A recent report in the leading British newspaper The Telegraph found that one in nine dentists did not take adequate precautions to prevent infection and cross-contamination from the their instruments. The Care Quality Commission (CQC), a government agency that oversees the nation's health care industry, found that 189 out of the 1,667 dental offices surveyed did not follow Department of Health regulations on how to clean their instruments after use.

Patients visiting these offices run the risk of contracting blood-borne diseases, such as hepatitis, HIV, and Variant Creutzfeldt-Jakob disease (vCJD). Experts recommend that any instruments exposed to bodily fluids should be thoroughly cleaned before reuse. A major part of that cleaning routine involves the use of an ultrasonic cleaner, which can remove the particles of blood, skin, and saliva quickly and effectively, while maintaining the integrity of the sharp, delicate surface of the instruments.
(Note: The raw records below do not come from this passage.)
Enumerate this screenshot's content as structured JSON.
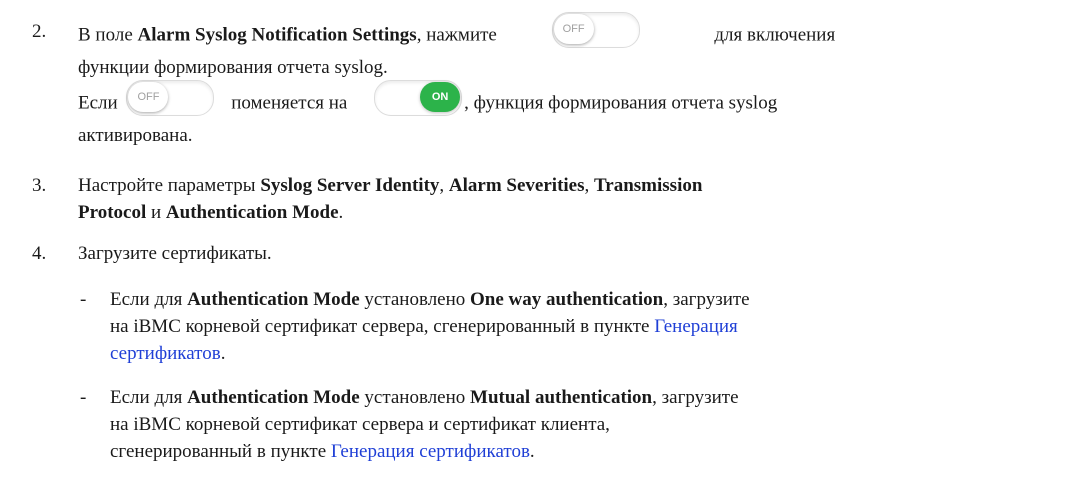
{
  "step2": {
    "number": "2.",
    "text_before": "В поле ",
    "bold_field": "Alarm Syslog Notification Settings",
    "text_mid": ", нажмите ",
    "text_after": " для включения",
    "line2": "функции формирования отчета syslog."
  },
  "step2_note": {
    "prefix": "Если ",
    "mid": " поменяется на ",
    "suffix": ", функция формирования отчета syslog",
    "line2": "активирована."
  },
  "toggle_off_label": "OFF",
  "toggle_on_label": "ON",
  "step3": {
    "number": "3.",
    "t1": "Настройте параметры ",
    "b1": "Syslog Server Identity",
    "t2": ", ",
    "b2": "Alarm Severities",
    "t3": ", ",
    "b3": "Transmission",
    "b4": "Protocol",
    "t4": " и ",
    "b5": "Authentication Mode",
    "t5": "."
  },
  "step4": {
    "number": "4.",
    "text": "Загрузите сертификаты."
  },
  "bullet1": {
    "dash": "-",
    "t1": "Если для ",
    "b1": "Authentication Mode",
    "t2": " установлено ",
    "b2": "One way authentication",
    "t3": ", загрузите",
    "line2_text": "на iBMC корневой сертификат сервера, сгенерированный в пункте ",
    "link_part1": "Генерация",
    "link_part2": "сертификатов",
    "end": "."
  },
  "bullet2": {
    "dash": "-",
    "t1": "Если для ",
    "b1": "Authentication Mode",
    "t2": " установлено ",
    "b2": "Mutual authentication",
    "t3": ", загрузите",
    "line2": "на iBMC корневой сертификат сервера и сертификат клиента,",
    "line3_text": "сгенерированный в пункте ",
    "link": "Генерация сертификатов",
    "end": "."
  },
  "colors": {
    "link": "#1f3fd6",
    "toggle_on": "#2cb34a"
  }
}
How an Ultrasonic Cleaner Works

A bench top ultrasonic cleaner consists of a stainless steel tank with piezoelectric transducers attached to the bottom. The transducers change electrical energy into high frequency sound waves. When the electric generator gives off a high frequency signal, the transducers causes the tank bottom to vibrate, setting off expansion and compression waves in the liquid in the tank. During the expansion phase, millions of bubbles are produced in the liquid.

These bubbles grow in size, but when they achieve a specific size, they can no longer hold their shape. At this point the bubble implodes. The microscopic implosion releases a high-energy blast that removes contaminants from a surface, without damaging the surface itself.

British Dental Report

The Guardian report found that more than ten percent of the dentists surveyed in the CQC inspections did not employ the proper precautions. At the Bath branch office of ADP Dental Company, workers told inspectors that a broken ultrasonic cleaning unit meant that they “could not clean the equipment quickly enough” and that they occasionally “did not bother” to wash their hands.
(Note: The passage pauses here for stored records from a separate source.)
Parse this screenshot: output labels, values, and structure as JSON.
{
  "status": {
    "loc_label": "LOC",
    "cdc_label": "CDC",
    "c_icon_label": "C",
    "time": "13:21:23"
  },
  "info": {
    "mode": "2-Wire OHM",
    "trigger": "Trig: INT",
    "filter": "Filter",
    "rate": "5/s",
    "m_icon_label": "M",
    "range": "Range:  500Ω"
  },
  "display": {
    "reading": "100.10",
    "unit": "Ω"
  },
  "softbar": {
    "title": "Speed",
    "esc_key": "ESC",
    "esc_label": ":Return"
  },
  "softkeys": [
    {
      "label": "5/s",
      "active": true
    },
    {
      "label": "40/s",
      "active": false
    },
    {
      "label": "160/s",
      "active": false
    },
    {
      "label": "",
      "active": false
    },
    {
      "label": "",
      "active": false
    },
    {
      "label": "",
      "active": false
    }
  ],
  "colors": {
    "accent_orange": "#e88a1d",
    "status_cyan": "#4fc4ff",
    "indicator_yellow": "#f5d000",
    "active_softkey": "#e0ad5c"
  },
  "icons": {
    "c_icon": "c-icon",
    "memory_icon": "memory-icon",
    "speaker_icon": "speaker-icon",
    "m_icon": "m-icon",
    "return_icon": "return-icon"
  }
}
At another dental office in North London, which the report described as “cluttered and dirty”, the staff could not demonstrate to inspectors that they could tell the difference between re-usable equipment (tools that must be cleaned after each use) and single-use equipment (tools that must be disposed of after one use). The staff could also not discern whether surgical instruments stored in drawers had been cleaned prior to use.

Risks of Infection

In most dental offices, ultrasonic cleaning is a routine part of the instrument cleaning and sterilization process. Dentists often use machines such as this ultrasonic washer to remove biological tissues and other contaminants from their instruments prior to sterilization. However, when such procedures are not used, “people may not be fully protected against the risk of cross infection” as stated in the CQC report. According to the report, more than 5,000 patients in the towns of Bristol and Bournemouth were offered blood tests for hepatitis and HIV after news leaked that an area dentist had not followed proper procedure in cleaning his instruments.

The inspectors released a statement detailing that the offending dental practices were undergoing “additional training and checking mechanisms” to keep them in compliance and that they are striving “to ensure we maintain the highest standards for all our patients”.